Sanitation improvements on Rusinga Island

Rusinga Island, on the shore of Lake Victoria, is off the beaten path for development and in a very poor region of Nyanza Province, Kenya. The people in lakeshore beach villages rely on fishing for their meagre incomes and the population of the villages fluctuates with the season. Declining fish stocks in Lake Victoria and lowering sale prices for their catch has made living conditions difficult for these people.

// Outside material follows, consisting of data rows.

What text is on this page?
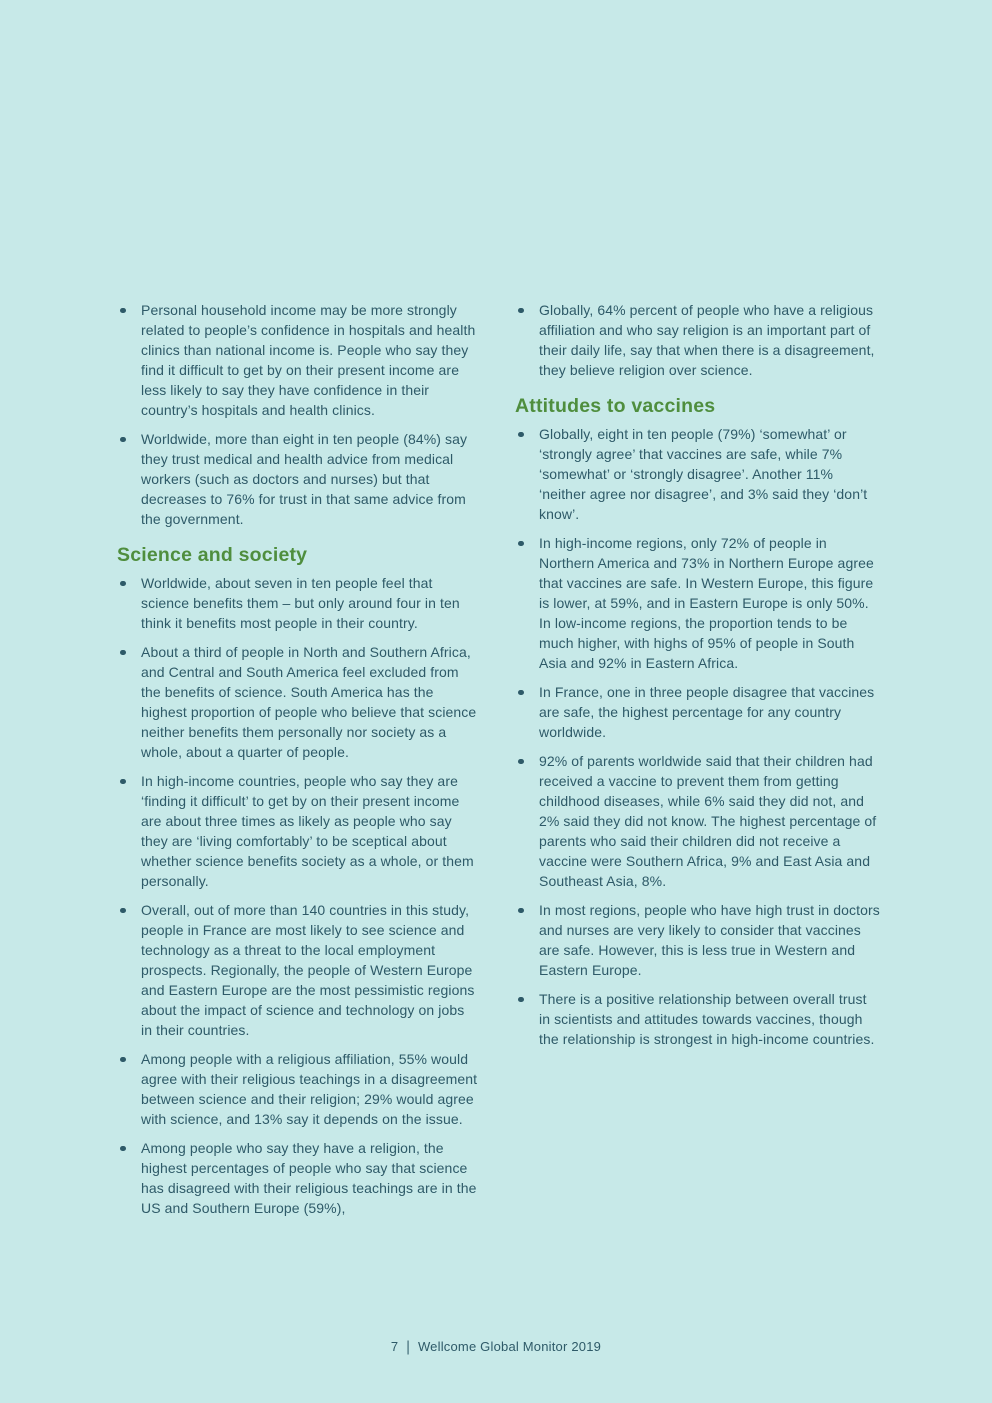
Personal household income may be more strongly related to people’s confidence in hospitals and health clinics than national income is. People who say they find it difficult to get by on their present income are less likely to say they have confidence in their country’s hospitals and health clinics.
Worldwide, more than eight in ten people (84%) say they trust medical and health advice from medical workers (such as doctors and nurses) but that decreases to 76% for trust in that same advice from the government.
Science and society
Worldwide, about seven in ten people feel that science benefits them – but only around four in ten think it benefits most people in their country.
About a third of people in North and Southern Africa, and Central and South America feel excluded from the benefits of science. South America has the highest proportion of people who believe that science neither benefits them personally nor society as a whole, about a quarter of people.
In high-income countries, people who say they are ‘finding it difficult’ to get by on their present income are about three times as likely as people who say they are ‘living comfortably’ to be sceptical about whether science benefits society as a whole, or them personally.
Overall, out of more than 140 countries in this study, people in France are most likely to see science and technology as a threat to the local employment prospects. Regionally, the people of Western Europe and Eastern Europe are the most pessimistic regions about the impact of science and technology on jobs in their countries.
Among people with a religious affiliation, 55% would agree with their religious teachings in a disagreement between science and their religion; 29% would agree with science, and 13% say it depends on the issue.
Among people who say they have a religion, the highest percentages of people who say that science has disagreed with their religious teachings are in the US and Southern Europe (59%),
Globally, 64% percent of people who have a religious affiliation and who say religion is an important part of their daily life, say that when there is a disagreement, they believe religion over science.
Attitudes to vaccines
Globally, eight in ten people (79%) ‘somewhat’ or ‘strongly agree’ that vaccines are safe, while 7% ‘somewhat’ or ‘strongly disagree’. Another 11% ‘neither agree nor disagree’, and 3% said they ‘don’t know’.
In high-income regions, only 72% of people in Northern America and 73% in Northern Europe agree that vaccines are safe. In Western Europe, this figure is lower, at 59%, and in Eastern Europe is only 50%. In low-income regions, the proportion tends to be much higher, with highs of 95% of people in South Asia and 92% in Eastern Africa.
In France, one in three people disagree that vaccines are safe, the highest percentage for any country worldwide.
92% of parents worldwide said that their children had received a vaccine to prevent them from getting childhood diseases, while 6% said they did not, and 2% said they did not know. The highest percentage of parents who said their children did not receive a vaccine were Southern Africa, 9% and East Asia and Southeast Asia, 8%.
In most regions, people who have high trust in doctors and nurses are very likely to consider that vaccines are safe. However, this is less true in Western and Eastern Europe.
There is a positive relationship between overall trust in scientists and attitudes towards vaccines, though the relationship is strongest in high-income countries.
7 | Wellcome Global Monitor 2019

Kaswanga Beach - Rusinga Island, Kenya

Kaswanga Beach – Rusinga Island, Kenya

The CanAssist African Relief Trust has been looking to improve sanitation in four of these lakeside commnities. The villages may have a population of between 100 and 400 inhabitants throughout the year and have had no toilets or washing facilities. Bathing has been done in the lake where there was no privacy and near the same region where household water was drawn for both cleaning and even drinking. The fields near the village were makeshift night toilets and became both contaminated and a health hazard. When it rained, fecal contamination was washed into the lake close to the bathing/water retrieval areas. This, of course, provided a significant health hazard for diarrheal diseases like typhoid and cholera.

CanAssist has been working through the Badilisha Ecovillage Foundation on the island to improve this situation.

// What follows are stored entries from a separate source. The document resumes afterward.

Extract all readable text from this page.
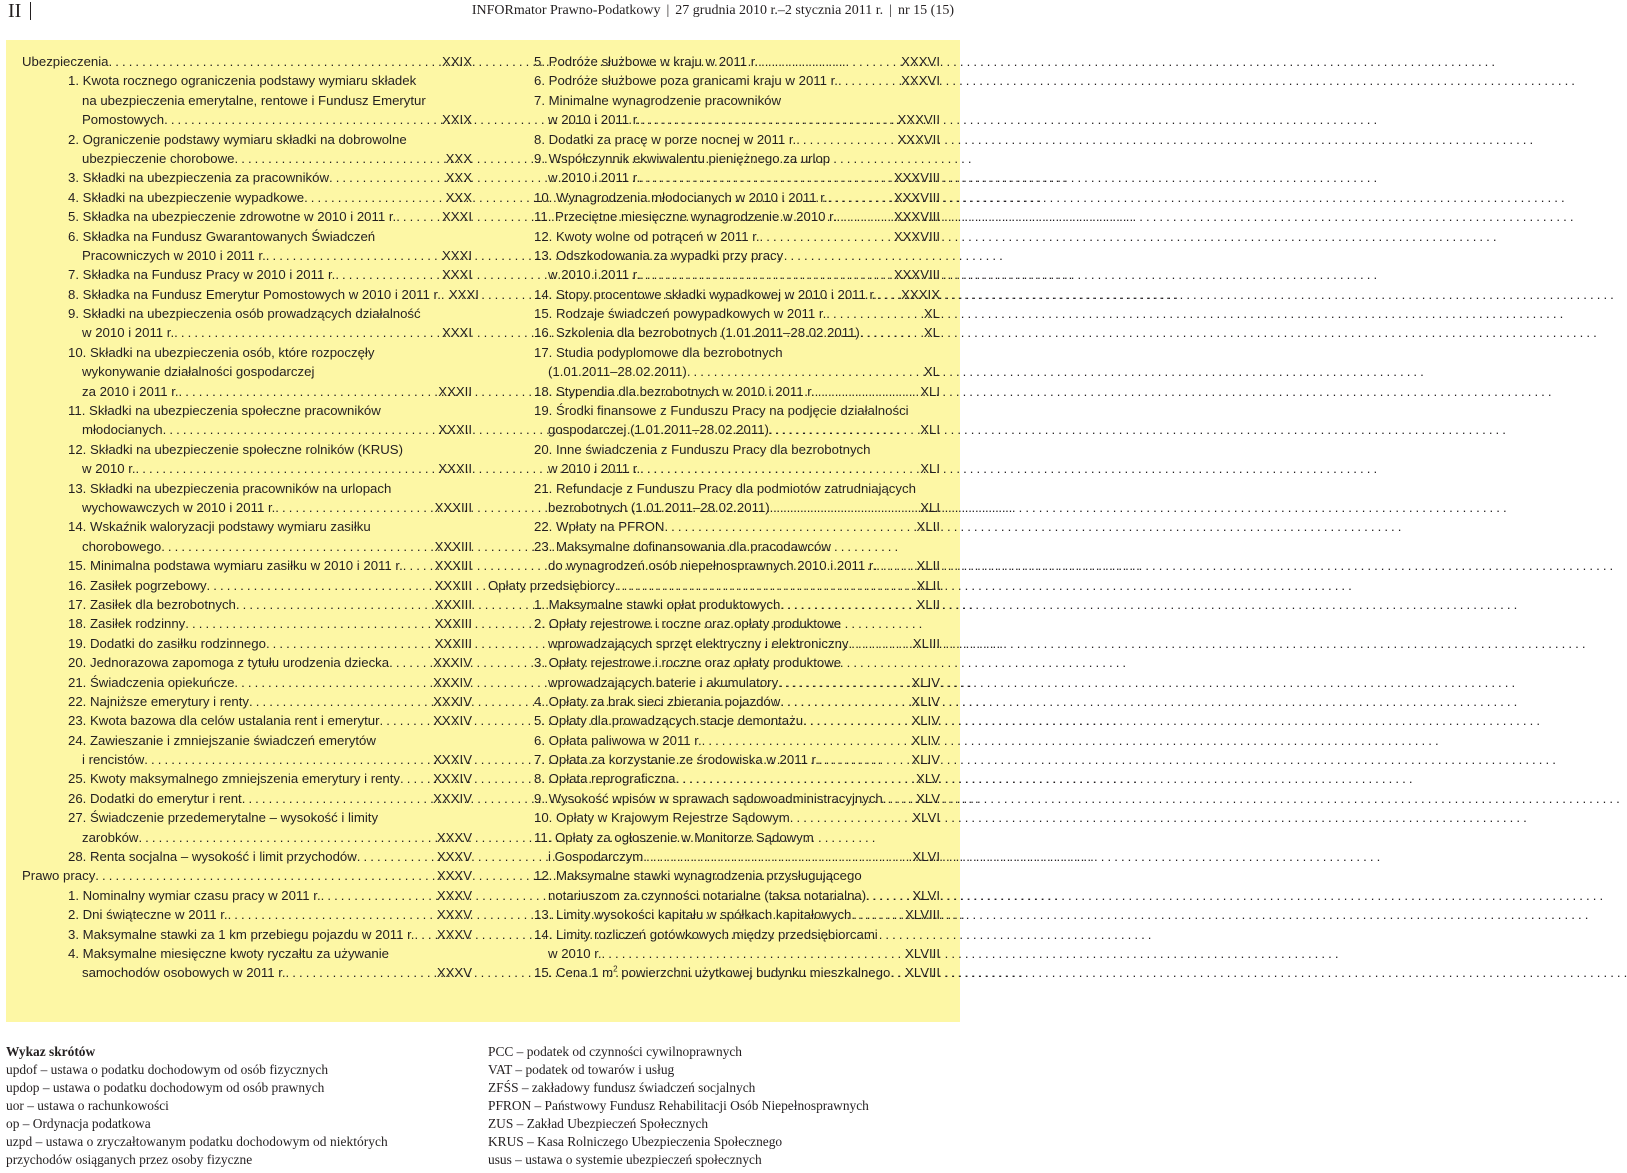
II	INFORmator Prawno-Podatkowy | 27 grudnia 2010 r.–2 stycznia 2011 r. | nr 15 (15)
Ubezpieczenia . . .	XXIX
1. Kwota rocznego ograniczenia podstawy wymiaru składek
na ubezpieczenia emerytalne, rentowe i Fundusz Emerytur
Pomostowych . . .	XXIX
2. Ograniczenie podstawy wymiaru składki na dobrowolne
ubezpieczenie chorobowe . . .	XXX
3. Składki na ubezpieczenia za pracowników . . .	XXX
4. Składki na ubezpieczenie wypadkowe . . .	XXX
5. Składka na ubezpieczenie zdrowotne w 2010 i 2011 r. . . .	XXXI
6. Składka na Fundusz Gwarantowanych Świadczeń
Pracowniczych w 2010 i 2011 r. . . .	XXXI
7. Składka na Fundusz Pracy w 2010 i 2011 r. . . .	XXXI
8. Składka na Fundusz Emerytur Pomostowych w 2010 i 2011 r. . . . XXXI
9. Składki na ubezpieczenia osób prowadzących działalność
w 2010 i 2011 r. . . .	XXXI
10. Składki na ubezpieczenia osób, które rozpoczęły
wykonywanie działalności gospodarczej
za 2010 i 2011 r. . . .	XXXII
11. Składki na ubezpieczenia społeczne pracowników
młodocianych . . .	XXXII
12. Składki na ubezpieczenie społeczne rolników (KRUS)
w 2010 r. . . .	XXXII
13. Składki na ubezpieczenia pracowników na urlopach
wychowawczych w 2010 i 2011 r. . . .	XXXIII
14. Wskaźnik waloryzacji podstawy wymiaru zasiłku
chorobowego . . .	XXXIII
15. Minimalna podstawa wymiaru zasiłku w 2010 i 2011 r. . . . XXXIII
16. Zasiłek pogrzebowy . . .	XXXIII
17. Zasiłek dla bezrobotnych . . .	XXXIII
18. Zasiłek rodzinny . . .	XXXIII
19. Dodatki do zasiłku rodzinnego . . .	XXXIII
20. Jednorazowa zapomoga z tytułu urodzenia dziecka . . .	XXXIV
21. Świadczenia opiekuńcze . . .	XXXIV
22. Najniższe emerytury i renty . . .	XXXIV
23. Kwota bazowa dla celów ustalania rent i emerytur . . .	XXXIV
24. Zawieszanie i zmniejszanie świadczeń emerytów
i rencistów . . .	XXXIV
25. Kwoty maksymalnego zmniejszenia emerytury i renty . . .	XXXIV
26. Dodatki do emerytur i rent . . .	XXXIV
27. Świadczenie przedemerytalne – wysokość i limity
zarobków . . .	XXXV
28. Renta socjalna – wysokość i limit przychodów . . .	XXXV
Prawo pracy . . .	XXXV
1. Nominalny wymiar czasu pracy w 2011 r. . . .	XXXV
2. Dni świąteczne w 2011 r. . . .	XXXV
3. Maksymalne stawki za 1 km przebiegu pojazdu w 2011 r. . . . XXXV
4. Maksymalne miesięczne kwoty ryczałtu za używanie
samochodów osobowych w 2011 r. . . .	XXXV
5. Podróże służbowe w kraju w 2011 r. . . .	XXXVI
6. Podróże służbowe poza granicami kraju w 2011 r. . . .	XXXVI
7. Minimalne wynagrodzenie pracowników
w 2010 i 2011 r. . . .	XXXVII
8. Dodatki za pracę w porze nocnej w 2011 r. . . .	XXXVII
9. Współczynnik ekwiwalentu pieniężnego za urlop
w 2010 i 2011 r. . . .	XXXVIII
10. Wynagrodzenia młodocianych w 2010 i 2011 r. . . .	XXXVIII
11. Przeciętne miesięczne wynagrodzenie w 2010 r. . . .	XXXVIII
12. Kwoty wolne od potrąceń w 2011 r. . . .	XXXVIII
13. Odszkodowania za wypadki przy pracy
w 2010 i 2011 r. . . .	XXXVIII
14. Stopy procentowe składki wypadkowej w 2010 i 2011 r. . . . XXXIX
15. Rodzaje świadczeń powypadkowych w 2011 r. . . .	XL
16. Szkolenia dla bezrobotnych (1.01.2011–28.02.2011) . . .	XL
17. Studia podyplomowe dla bezrobotnych
(1.01.2011–28.02.2011) . . .	XL
18. Stypendia dla bezrobotnych w 2010 i 2011 r. . . .	XLI
19. Środki finansowe z Funduszu Pracy na podjęcie działalności
gospodarczej (1.01.2011–28.02.2011) . . .	XLI
20. Inne świadczenia z Funduszu Pracy dla bezrobotnych
w 2010 i 2011 r. . . .	XLI
21. Refundacje z Funduszu Pracy dla podmiotów zatrudniających
bezrobotnych (1.01.2011–28.02.2011) . . .	XLI
22. Wpłaty na PFRON . . .	XLII
23. Maksymalne dofinansowania dla pracodawców
do wynagrodzeń osób niepełnosprawnych 2010 i 2011 r. . . .	XLII
Opłaty przedsiębiorcy . . .	XLII
1. Maksymalne stawki opłat produktowych . . .	XLII
2. Opłaty rejestrowe i roczne oraz opłaty produktowe
wprowadzających sprzęt elektryczny i elektroniczny . . .	XLIII
3. Opłaty rejestrowe i roczne oraz opłaty produktowe
wprowadzających baterie i akumulatory . . .	XLIV
4. Opłaty za brak sieci zbierania pojazdów . . .	XLIV
5. Opłaty dla prowadzących stacje demontażu . . .	XLIV
6. Opłata paliwowa w 2011 r. . . .	XLIV
7. Opłata za korzystanie ze środowiska w 2011 r. . . .	XLIV
8. Opłata reprograficzna . . .	XLV
9. Wysokość wpisów w sprawach sądowoadministracyjnych . . .	XLV
10. Opłaty w Krajowym Rejestrze Sądowym . . .	XLVI
11. Opłaty za ogłoszenie w Monitorze Sądowym
i Gospodarczym . . .	XLVI
12. Maksymalne stawki wynagrodzenia przysługującego
notariuszom za czynności notarialne (taksa notarialna) . . .	XLVI
13. Limity wysokości kapitału w spółkach kapitałowych . . .	XLVIII
14. Limity rozliczeń gotówkowych między przedsiębiorcami
w 2010 r. . . .	XLVIII
15. Cena 1 $m^2$ powierzchni użytkowej budynku mieszkalnego . . . XLVIII
Wykaz skrótów
updof – ustawa o podatku dochodowym od osób fizycznych
updop – ustawa o podatku dochodowym od osób prawnych
uor – ustawa o rachunkowości
op – Ordynacja podatkowa
uzpd – ustawa o zryczałtowanym podatku dochodowym od niektórych
przychodów osiąganych przez osoby fizyczne
PCC – podatek od czynności cywilnoprawnych
VAT – podatek od towarów i usług
ZFŚS – zakładowy fundusz świadczeń socjalnych
PFRON – Państwowy Fundusz Rehabilitacji Osób Niepełnosprawnych
ZUS – Zakład Ubezpieczeń Społecznych
KRUS – Kasa Rolniczego Ubezpieczenia Społecznego
usus – ustawa o systemie ubezpieczeń społecznych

VIP (Ventilated Improved Pit) latrines and a washing room at the Kaswanga Beach community.

VIP (Ventilated Improved Pit) latrines and a washing room at the Kaswanga Beach community.

We  built latrines at four of these villages around the island. Although four stalls may not really seem adequate to serve the population of the village, these are four more than zero and the communities are grateful for their addition. The fields adjacent to the villages are much cleaner. Fecal contamination no longer is washed into the lake near the village where water for drinking, washing and cleaning is gathered.

The communities have also asked for washing facilities so that they can have some privacy when cleaning themselves and also discourage contamination of their water supply with detergents and soaps. Last year, assisted by a specific donation from the Mission Committee of St.Peter’s Cathedral in London, Ontario, CanAssist built two washing rooms with cement floors, four private stalls with doors and drainage into a grey-water underground pit.

I visited the Kaswanga Village in February (see the movie trailer here! and was assured that these improvements, which may seem rudimentary and even crude to the North American reader, were making a grand difference to the people who live there.

The treasurer of the Beach Management Unit smiled and added ” If we could get a water pump to bring water from the lake to a raised tank near the washing facility it would be warmed in the sun and we could have warm showers.”

Some things that we just take for granted are deemed luxuries to many African villagers.